Schefflera venulosa

Family : Araliaceae


Text © Pietro Puccio

 

Beltramini.gif
English translation by Mario Beltramini

 

Adapts also to the Mediterranean climate. Medical virtues © Giuseppe Mazza

Adapts also to the Mediterranean climate. Medical virtues © Giuseppe Mazza

The Schefflera venulosa (Wight & Arn.) Harms (1894) is native to India, where it grows both in the humid evergreen forests and in the deciduous ones at times, as epiphyte.

The genus is honoured to the German botanist Jacob Christoph Scheffler († 1742).

The name of the species comes from the Latin “venula” = small vein, with reference to the leaves venations.

Evergreen, sarmentose shrub, it has, on 8-20 cm long petioles, compound leaves, with 5-7 elliptic oblong leaflets, 10-20 cm long and 4-8 cm broad, with sharp apex, entire margins and prominent venations. The inflorescences are terminal panicles, with cream or pink flowers assembled in globose umbrellas. The fruits are yellow, globose, with a diameter of about 6 mm. It reproduces by seed and by cutting.
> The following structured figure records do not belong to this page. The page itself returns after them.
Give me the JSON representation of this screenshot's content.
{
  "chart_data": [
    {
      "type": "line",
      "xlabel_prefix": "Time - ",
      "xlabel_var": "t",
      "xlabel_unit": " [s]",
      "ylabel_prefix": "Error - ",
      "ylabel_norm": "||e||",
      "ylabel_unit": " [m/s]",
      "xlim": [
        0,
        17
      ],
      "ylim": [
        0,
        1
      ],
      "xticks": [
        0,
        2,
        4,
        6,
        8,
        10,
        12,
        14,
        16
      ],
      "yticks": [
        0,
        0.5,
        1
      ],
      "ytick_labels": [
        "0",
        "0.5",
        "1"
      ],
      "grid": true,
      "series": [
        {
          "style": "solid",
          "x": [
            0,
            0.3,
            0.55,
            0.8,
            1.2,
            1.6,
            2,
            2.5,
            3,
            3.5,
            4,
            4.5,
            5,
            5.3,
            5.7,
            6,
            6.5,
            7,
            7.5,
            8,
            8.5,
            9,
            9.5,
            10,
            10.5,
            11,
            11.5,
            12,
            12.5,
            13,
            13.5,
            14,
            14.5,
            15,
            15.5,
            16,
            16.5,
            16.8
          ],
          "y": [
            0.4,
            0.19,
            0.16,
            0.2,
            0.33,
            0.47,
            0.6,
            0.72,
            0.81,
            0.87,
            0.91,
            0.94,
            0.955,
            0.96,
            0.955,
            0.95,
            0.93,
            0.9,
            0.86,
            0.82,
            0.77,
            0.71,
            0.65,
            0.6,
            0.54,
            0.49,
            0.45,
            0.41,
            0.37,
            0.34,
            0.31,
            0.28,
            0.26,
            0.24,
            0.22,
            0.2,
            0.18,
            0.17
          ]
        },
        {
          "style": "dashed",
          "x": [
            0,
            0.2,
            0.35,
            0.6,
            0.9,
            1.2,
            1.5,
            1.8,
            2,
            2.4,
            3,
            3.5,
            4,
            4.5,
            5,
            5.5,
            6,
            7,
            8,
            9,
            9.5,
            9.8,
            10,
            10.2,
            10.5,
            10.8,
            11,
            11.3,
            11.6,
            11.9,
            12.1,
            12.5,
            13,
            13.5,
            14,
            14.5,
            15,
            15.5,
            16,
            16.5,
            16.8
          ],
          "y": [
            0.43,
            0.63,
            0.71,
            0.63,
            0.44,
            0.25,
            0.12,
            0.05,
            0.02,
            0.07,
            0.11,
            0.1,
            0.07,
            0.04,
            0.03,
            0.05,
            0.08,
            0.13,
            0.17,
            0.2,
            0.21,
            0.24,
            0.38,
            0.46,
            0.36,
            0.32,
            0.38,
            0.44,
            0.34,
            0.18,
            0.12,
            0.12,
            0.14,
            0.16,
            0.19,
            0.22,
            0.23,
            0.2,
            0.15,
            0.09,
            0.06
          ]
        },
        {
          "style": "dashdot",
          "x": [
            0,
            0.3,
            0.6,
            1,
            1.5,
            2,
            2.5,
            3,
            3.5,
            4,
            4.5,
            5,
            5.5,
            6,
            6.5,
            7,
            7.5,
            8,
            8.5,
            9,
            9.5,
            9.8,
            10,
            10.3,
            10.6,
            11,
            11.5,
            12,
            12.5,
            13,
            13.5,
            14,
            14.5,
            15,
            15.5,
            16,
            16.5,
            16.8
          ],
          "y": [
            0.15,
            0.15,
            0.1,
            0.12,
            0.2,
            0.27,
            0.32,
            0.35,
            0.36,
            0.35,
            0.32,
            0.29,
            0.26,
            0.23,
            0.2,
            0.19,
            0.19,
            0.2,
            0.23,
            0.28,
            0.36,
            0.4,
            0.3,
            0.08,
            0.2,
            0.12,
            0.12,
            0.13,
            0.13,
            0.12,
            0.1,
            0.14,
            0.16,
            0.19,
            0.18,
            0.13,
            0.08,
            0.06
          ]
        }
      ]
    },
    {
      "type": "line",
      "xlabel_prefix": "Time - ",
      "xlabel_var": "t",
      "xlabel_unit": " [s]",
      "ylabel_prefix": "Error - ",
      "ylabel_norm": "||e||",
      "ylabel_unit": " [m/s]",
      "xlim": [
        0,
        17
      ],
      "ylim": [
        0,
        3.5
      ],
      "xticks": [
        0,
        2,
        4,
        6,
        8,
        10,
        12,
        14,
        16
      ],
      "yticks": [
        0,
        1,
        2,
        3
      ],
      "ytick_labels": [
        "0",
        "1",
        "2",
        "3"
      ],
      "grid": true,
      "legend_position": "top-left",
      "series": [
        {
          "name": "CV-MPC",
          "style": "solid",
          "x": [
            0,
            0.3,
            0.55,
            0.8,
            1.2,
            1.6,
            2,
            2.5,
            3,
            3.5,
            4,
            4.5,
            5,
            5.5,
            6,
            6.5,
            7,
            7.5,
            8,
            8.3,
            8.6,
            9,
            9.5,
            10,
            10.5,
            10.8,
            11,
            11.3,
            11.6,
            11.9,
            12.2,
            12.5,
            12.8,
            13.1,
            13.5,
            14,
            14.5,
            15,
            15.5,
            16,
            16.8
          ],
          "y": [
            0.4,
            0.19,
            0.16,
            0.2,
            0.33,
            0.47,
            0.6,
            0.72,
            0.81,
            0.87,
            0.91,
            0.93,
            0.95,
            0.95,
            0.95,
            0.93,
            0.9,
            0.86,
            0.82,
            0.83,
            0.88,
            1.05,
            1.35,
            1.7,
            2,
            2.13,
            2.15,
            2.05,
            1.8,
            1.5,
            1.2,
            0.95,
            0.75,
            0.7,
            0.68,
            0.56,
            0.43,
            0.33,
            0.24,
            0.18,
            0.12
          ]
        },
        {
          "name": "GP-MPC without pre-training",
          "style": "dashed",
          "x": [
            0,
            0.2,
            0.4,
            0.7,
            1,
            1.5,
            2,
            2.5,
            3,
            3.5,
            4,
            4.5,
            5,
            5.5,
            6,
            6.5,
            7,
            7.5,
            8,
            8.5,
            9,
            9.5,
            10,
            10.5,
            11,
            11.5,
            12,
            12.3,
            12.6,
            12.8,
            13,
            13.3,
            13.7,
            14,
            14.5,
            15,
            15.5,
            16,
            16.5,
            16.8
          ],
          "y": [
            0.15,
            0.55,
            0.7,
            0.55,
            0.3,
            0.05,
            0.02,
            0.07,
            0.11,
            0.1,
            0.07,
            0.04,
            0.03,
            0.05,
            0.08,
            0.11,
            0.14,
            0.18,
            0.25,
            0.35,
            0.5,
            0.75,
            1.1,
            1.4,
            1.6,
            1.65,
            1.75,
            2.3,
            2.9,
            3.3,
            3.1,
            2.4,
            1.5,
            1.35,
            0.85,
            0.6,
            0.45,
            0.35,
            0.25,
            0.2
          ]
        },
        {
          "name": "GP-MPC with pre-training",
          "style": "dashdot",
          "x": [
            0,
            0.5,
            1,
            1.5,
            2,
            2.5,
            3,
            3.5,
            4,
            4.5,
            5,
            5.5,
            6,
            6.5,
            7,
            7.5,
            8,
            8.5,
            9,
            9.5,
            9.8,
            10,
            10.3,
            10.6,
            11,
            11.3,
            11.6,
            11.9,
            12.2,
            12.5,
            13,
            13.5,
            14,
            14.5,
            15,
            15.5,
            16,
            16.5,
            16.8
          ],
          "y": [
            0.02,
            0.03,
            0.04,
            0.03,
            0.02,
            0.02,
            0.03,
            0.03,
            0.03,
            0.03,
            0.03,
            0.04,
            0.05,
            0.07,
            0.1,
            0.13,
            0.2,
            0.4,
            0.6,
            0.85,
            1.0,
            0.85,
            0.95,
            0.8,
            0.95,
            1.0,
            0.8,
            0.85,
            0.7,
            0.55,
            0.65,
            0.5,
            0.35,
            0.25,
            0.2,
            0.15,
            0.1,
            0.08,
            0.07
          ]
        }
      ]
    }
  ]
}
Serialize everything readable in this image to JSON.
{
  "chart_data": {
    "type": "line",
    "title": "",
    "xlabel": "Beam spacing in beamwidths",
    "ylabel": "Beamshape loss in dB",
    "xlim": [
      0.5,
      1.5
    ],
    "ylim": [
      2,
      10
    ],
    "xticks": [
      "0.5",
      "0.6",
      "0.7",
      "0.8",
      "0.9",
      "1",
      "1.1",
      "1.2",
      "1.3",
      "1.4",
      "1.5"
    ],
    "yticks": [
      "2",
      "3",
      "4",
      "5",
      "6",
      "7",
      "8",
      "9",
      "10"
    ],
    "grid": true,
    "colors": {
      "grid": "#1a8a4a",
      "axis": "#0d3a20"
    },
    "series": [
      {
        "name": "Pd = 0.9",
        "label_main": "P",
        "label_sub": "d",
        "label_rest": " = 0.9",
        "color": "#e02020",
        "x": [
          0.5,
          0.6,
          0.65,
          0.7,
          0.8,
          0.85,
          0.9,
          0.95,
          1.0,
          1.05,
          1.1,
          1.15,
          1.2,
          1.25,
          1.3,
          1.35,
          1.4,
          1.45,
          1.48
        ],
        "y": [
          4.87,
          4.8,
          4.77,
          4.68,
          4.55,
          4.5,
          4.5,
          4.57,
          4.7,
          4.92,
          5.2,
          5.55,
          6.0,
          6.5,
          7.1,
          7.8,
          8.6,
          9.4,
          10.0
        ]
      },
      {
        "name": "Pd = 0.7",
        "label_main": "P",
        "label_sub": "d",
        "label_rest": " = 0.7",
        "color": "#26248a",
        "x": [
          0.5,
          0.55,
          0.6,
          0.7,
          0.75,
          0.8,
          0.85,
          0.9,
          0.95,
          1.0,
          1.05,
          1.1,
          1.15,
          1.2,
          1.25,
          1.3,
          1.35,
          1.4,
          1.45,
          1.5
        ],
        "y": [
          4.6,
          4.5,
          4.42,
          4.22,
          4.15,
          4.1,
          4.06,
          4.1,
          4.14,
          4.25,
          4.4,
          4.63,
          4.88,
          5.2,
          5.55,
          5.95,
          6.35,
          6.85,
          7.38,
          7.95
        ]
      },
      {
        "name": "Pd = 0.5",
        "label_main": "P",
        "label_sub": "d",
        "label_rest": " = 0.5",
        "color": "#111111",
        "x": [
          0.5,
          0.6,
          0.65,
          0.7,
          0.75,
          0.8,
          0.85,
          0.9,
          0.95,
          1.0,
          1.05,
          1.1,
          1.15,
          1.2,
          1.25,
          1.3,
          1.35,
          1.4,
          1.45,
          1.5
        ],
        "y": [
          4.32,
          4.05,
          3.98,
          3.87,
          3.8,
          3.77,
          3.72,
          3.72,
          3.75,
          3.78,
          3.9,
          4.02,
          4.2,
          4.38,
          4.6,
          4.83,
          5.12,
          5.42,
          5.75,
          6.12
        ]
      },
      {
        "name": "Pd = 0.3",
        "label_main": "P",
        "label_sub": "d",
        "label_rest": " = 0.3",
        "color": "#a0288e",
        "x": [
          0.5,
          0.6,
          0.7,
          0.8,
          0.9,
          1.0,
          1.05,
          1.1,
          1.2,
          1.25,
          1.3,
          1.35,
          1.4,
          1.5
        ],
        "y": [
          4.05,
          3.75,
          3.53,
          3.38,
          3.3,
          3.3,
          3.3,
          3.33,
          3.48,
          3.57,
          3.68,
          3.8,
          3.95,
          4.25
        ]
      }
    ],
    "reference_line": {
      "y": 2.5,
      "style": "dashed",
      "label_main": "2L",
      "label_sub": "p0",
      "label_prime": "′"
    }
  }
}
Not much cultivated plant outside its origin area, its cultivation can be tried in the tropical and in the humid subtropical zones, both in partly shaded position and in full sun. Since time, leaves and flowers are variously utilized in the traditional medicine by the local populations.

Recent studies have found in the plant the presence of bio-active compounds of possible interest in various fields of the medicine.

Synonyms: Paratropia venulosa Wight & Arn. (1834); Heptapleurum venulosum (Wight & Arn.) Seem. (1865).